Analysis on the First Supplementary Budget Bill for 2015

  • 2015-07-10
  • 410
To effectively support the National Assembly with its review of the first supplementary budget bill for 2015, the administration published a report, Analysis on the First Supplementary Budget Bill for 2015,on July 10. Its key points are as follows:
For economic impact of the supplementary budget, assuming that the fiscal stimulus package involving about KRW 22 trillion is 100 percent implemented during the third quarter of 2015, its total economic impact would be estimated at 0.26%p in 2015 and 0.32%p in 2016.  In order for the economic impact of such fiscal stimulus package to be tangible within this year, the package needs to be implemented in a timely manner. Moreover, because the national debt will increase from 37.5% (KRW 579.5 trillion) in 2015 to 39.8% (KRW720.4 trillion) due to supplementary budgets with the result of aggravating fiscal soundness, legislating fiscal rules suitable for the country's fiscal circumstances should be duly considered.

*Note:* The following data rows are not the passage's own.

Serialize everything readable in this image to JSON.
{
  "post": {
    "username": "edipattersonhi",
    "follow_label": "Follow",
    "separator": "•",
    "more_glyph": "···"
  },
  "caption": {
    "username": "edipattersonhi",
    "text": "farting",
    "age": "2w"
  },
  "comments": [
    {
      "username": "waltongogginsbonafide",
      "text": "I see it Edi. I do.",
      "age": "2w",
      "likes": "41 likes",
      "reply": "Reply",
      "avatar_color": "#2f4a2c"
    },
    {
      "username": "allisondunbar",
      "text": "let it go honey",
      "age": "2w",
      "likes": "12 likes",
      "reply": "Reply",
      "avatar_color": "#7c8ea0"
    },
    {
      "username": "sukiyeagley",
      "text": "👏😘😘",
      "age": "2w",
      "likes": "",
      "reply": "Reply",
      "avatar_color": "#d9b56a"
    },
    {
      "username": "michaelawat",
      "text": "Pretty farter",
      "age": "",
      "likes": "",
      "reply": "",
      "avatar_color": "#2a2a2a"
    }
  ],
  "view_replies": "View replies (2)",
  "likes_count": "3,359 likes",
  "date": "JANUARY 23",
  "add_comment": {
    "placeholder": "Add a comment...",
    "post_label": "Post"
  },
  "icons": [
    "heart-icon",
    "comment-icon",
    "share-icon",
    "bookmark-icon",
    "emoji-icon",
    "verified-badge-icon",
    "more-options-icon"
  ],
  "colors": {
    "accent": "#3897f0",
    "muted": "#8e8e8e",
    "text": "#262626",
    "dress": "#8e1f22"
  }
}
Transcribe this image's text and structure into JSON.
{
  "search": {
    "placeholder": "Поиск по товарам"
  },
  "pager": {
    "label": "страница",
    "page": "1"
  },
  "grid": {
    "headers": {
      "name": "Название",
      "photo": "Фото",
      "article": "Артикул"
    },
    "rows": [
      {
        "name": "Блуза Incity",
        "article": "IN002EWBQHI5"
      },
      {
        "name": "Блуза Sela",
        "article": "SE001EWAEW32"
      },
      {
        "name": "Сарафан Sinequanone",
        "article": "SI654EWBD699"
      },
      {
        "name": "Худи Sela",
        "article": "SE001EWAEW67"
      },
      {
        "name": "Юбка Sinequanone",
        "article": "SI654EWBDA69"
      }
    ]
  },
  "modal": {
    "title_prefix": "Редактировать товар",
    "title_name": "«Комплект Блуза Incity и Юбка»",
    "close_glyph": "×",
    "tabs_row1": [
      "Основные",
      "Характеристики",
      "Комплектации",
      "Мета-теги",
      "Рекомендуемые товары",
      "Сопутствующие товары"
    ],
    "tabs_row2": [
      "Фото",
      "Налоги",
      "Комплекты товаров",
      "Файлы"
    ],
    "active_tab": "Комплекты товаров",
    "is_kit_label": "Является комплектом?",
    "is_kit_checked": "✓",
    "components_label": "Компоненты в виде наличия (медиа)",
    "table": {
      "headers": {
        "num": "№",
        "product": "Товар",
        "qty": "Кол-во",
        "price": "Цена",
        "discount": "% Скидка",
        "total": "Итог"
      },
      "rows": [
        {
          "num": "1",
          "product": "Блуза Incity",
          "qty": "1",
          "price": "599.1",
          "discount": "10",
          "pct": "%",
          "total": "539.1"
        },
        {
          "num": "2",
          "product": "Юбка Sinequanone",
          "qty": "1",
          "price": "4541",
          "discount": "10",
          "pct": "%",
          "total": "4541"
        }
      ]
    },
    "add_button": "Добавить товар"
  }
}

With respect to the 5.6 trillion-won tax revenue revision to make up for the tax revenue shortfall resulting from delay in the economic recovery, tax revenues need to be adjusted downward to be more realistic and the shortfall resulting from the adjustment needs to be filled through issuance of government bonds. This would avoid a sharp reduction in fiscal expenditures for the second half of the year. The revenue loss is expected to be KRW 5.3 trillion, which is KRW 0.3 trillion less than the government's estimate. The forecast for key tax items including VAT, corporate tax, and income tax is also likely to be inaccurate. As alternatives, the report suggested ensuring the objectivity of the government's tax revenue outlook, further disclosing information on national taxes, and enhancing the timeliness of information disclosure.  
Concerning projects requiring funding, the Office found errors in 36 projects by 14 ministries and agencies that are included in the supplementary budget bill have a total of 45 problems. In light of the type of problems, (i) 16 projects are unlikely to be implemented by the end of the year; (ii) 16 projects have poor project plans and do not adequately undergo prior procedures; (iii) 3 projects have unclear benefits; and (iv) 10 projects have other problems including failure to present expenditure plan revisions after an increase in funding.